2. The chip tray of claim 1, further comprising a third plate covering the second plate and provided with a plurality of openings arranged correspondingly to the openings of the second plate and determined to allow access to the semiconductor elements from above the chip tray.

3. The chip tray of claim 1, wherein the first plate comprises a plurality of stop portions, each arranged to receive one of the plurality of semiconductor elements and to position and clamp said one of the plurality of semiconductor elements in the tray, together with a respective pressure piece of the second plate, the stop portions being formed integral with and protruding from the upper surface of the first plate.

4. The chip tray of claim 1, wherein below each of the elastic members a recess is provided in the upper surface of the first plate, to provide for a free deformational motion of the elastic members mounted on a lower surface of the second plate.

5. The chip tray of claim 2, wherein above each of the elastic members a free space is provided with respect to the third plate, to provide for a free deformational motion of the elastic members mounted on an upper surface of the second plate.

6. The chip tray of one of claim 3, wherein the openings in the second plate are arranged such that the stop portions on the first plate protrude through the openings and assist in aligning the second plate with respect to the first plate.

7. The chip tray of one of claim 3, wherein the stop portions are adapted as lead supports for leads protruding from the semiconductor elements.

8. The chip tray of one of claim 1, wherein the elastic members comprise S-shaped or Ω-shaped steel springs extending parallel to a plane of the first and second plate.

9. The chip tray of claim 1, wherein the elastic members are curved spring steel parts of rectangular cross-sectional shape or bent spring steel wires.

10. The chip tray of claim 1, wherein the pressure pieces are formed as separate parts, each resting on an end portion of the respective elastic member.

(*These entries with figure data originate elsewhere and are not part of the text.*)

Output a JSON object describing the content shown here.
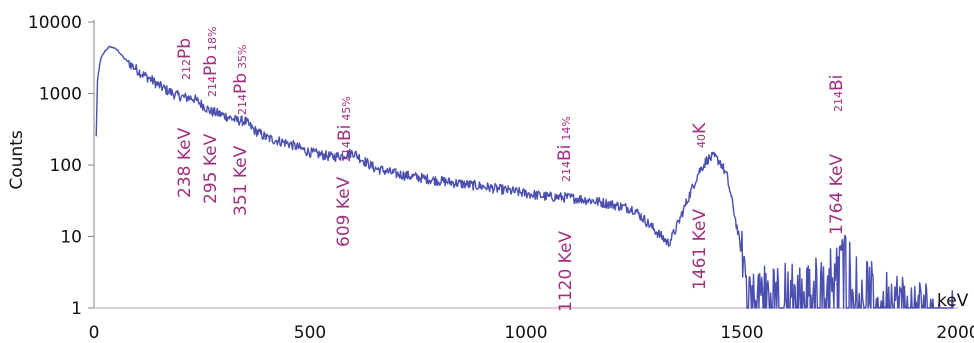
{
  "chart_data": {
    "type": "line",
    "title": "",
    "xlabel": "keV",
    "ylabel": "Counts",
    "xlim": [
      0,
      2000
    ],
    "ylim": [
      1,
      10000
    ],
    "yscale": "log",
    "grid": false,
    "x_ticks": [
      "0",
      "500",
      "1000",
      "1500",
      "2000"
    ],
    "y_ticks": [
      "1",
      "10",
      "100",
      "1000",
      "10000"
    ],
    "colors": {
      "series": "#4a4fb0",
      "annotation": "#a0307f"
    },
    "series": [
      {
        "name": "",
        "x": [
          5,
          8,
          15,
          25,
          35,
          45,
          55,
          70,
          90,
          110,
          130,
          150,
          170,
          190,
          210,
          230,
          250,
          270,
          290,
          310,
          330,
          350,
          370,
          400,
          450,
          500,
          550,
          575,
          600,
          620,
          650,
          700,
          800,
          900,
          1000,
          1050,
          1100,
          1150,
          1200,
          1250,
          1300,
          1330,
          1345,
          1360,
          1380,
          1400,
          1420,
          1435,
          1450,
          1465,
          1480,
          1495,
          1510,
          1525,
          1560,
          1600,
          1650,
          1700,
          1740,
          1760,
          1800,
          1900,
          1990
        ],
        "y": [
          250,
          1500,
          3000,
          3900,
          4500,
          4400,
          4000,
          3100,
          2400,
          1900,
          1600,
          1300,
          1100,
          950,
          880,
          860,
          700,
          560,
          520,
          470,
          420,
          410,
          310,
          240,
          200,
          150,
          130,
          135,
          150,
          120,
          90,
          75,
          60,
          50,
          40,
          36,
          35,
          32,
          28,
          24,
          12,
          8,
          12,
          20,
          40,
          80,
          120,
          130,
          110,
          70,
          25,
          8,
          3,
          1.5,
          2,
          2,
          2,
          3,
          10,
          3,
          2,
          1.2,
          1
        ]
      }
    ],
    "annotations": [
      {
        "text": "238 KeV",
        "nuclide": "Pb",
        "mass": "212",
        "pct": "",
        "x": 238
      },
      {
        "text": "295 KeV",
        "nuclide": "Pb",
        "mass": "214",
        "pct": "18%",
        "x": 295
      },
      {
        "text": "351 KeV",
        "nuclide": "Pb",
        "mass": "214",
        "pct": "35%",
        "x": 351
      },
      {
        "text": "609 KeV",
        "nuclide": "Bi",
        "mass": "214",
        "pct": "45%",
        "x": 609
      },
      {
        "text": "1120 KeV",
        "nuclide": "Bi",
        "mass": "214",
        "pct": "14%",
        "x": 1120
      },
      {
        "text": "1461 KeV",
        "nuclide": "K",
        "mass": "40",
        "pct": "",
        "x": 1461
      },
      {
        "text": "1764 KeV",
        "nuclide": "Bi",
        "mass": "214",
        "pct": "",
        "x": 1764
      }
    ]
  }
}
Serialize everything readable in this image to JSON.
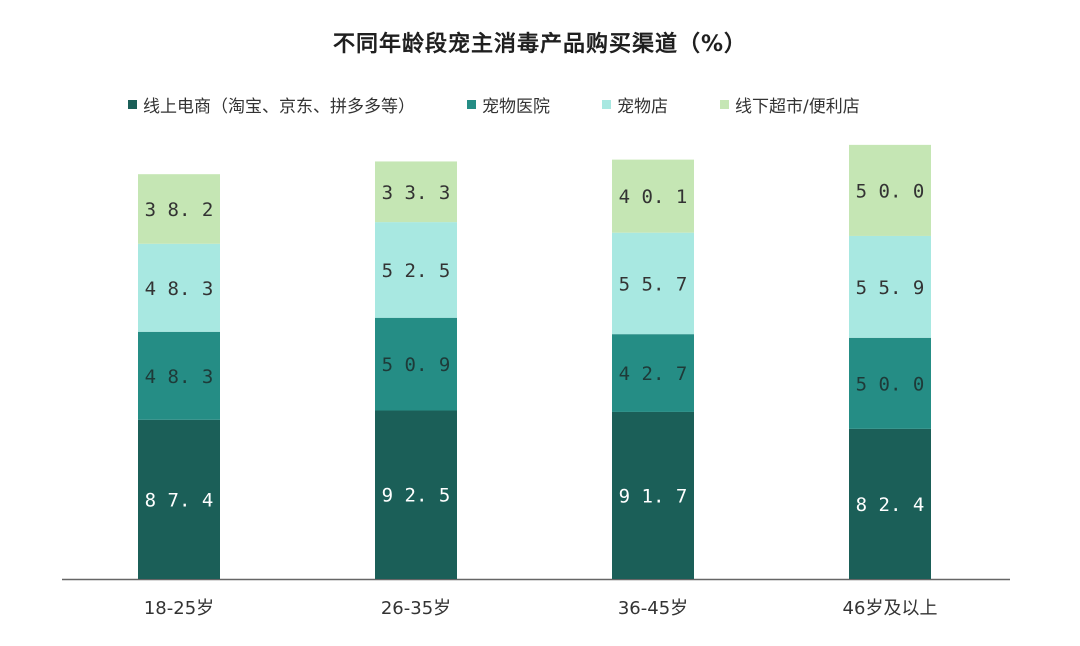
{
  "chart_data": {
    "type": "bar",
    "stacked": true,
    "title": "不同年龄段宠主消毒产品购买渠道（%）",
    "categories": [
      "18-25岁",
      "26-35岁",
      "36-45岁",
      "46岁及以上"
    ],
    "series": [
      {
        "name": "线上电商（淘宝、京东、拼多多等）",
        "values": [
          87.4,
          92.5,
          91.7,
          82.4
        ],
        "color": "#1b5f58",
        "label_color": "#ffffff"
      },
      {
        "name": "宠物医院",
        "values": [
          48.3,
          50.9,
          42.7,
          50.0
        ],
        "color": "#258d85",
        "label_color": "#1e3a38"
      },
      {
        "name": "宠物店",
        "values": [
          48.3,
          52.5,
          55.7,
          55.9
        ],
        "color": "#a8e8e1",
        "label_color": "#333333"
      },
      {
        "name": "线下超市/便利店",
        "values": [
          38.2,
          33.3,
          40.1,
          50.0
        ],
        "color": "#c5e6b4",
        "label_color": "#333333"
      }
    ],
    "legend_position": "top",
    "grid": false,
    "axis_line_color": "#666666"
  }
}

11. The chip tray of claim 10, wherein the pressure pieces are plastic parts.

12. The chip tray of claim 1, wherein the pressure pieces are essentially Y-shaped or L-shaped.

13. The chip tray of claim 1, wherein the pressure pieces have toothed or otherwise recessed contact edges for contacting edges of the respective semiconductor element to be clamped therewith.

14. The chip tray of claim 1, comprising at least one first actuator element for opening and closing the chip tray and at least one second actuator element for locking and unlocking the chip tray.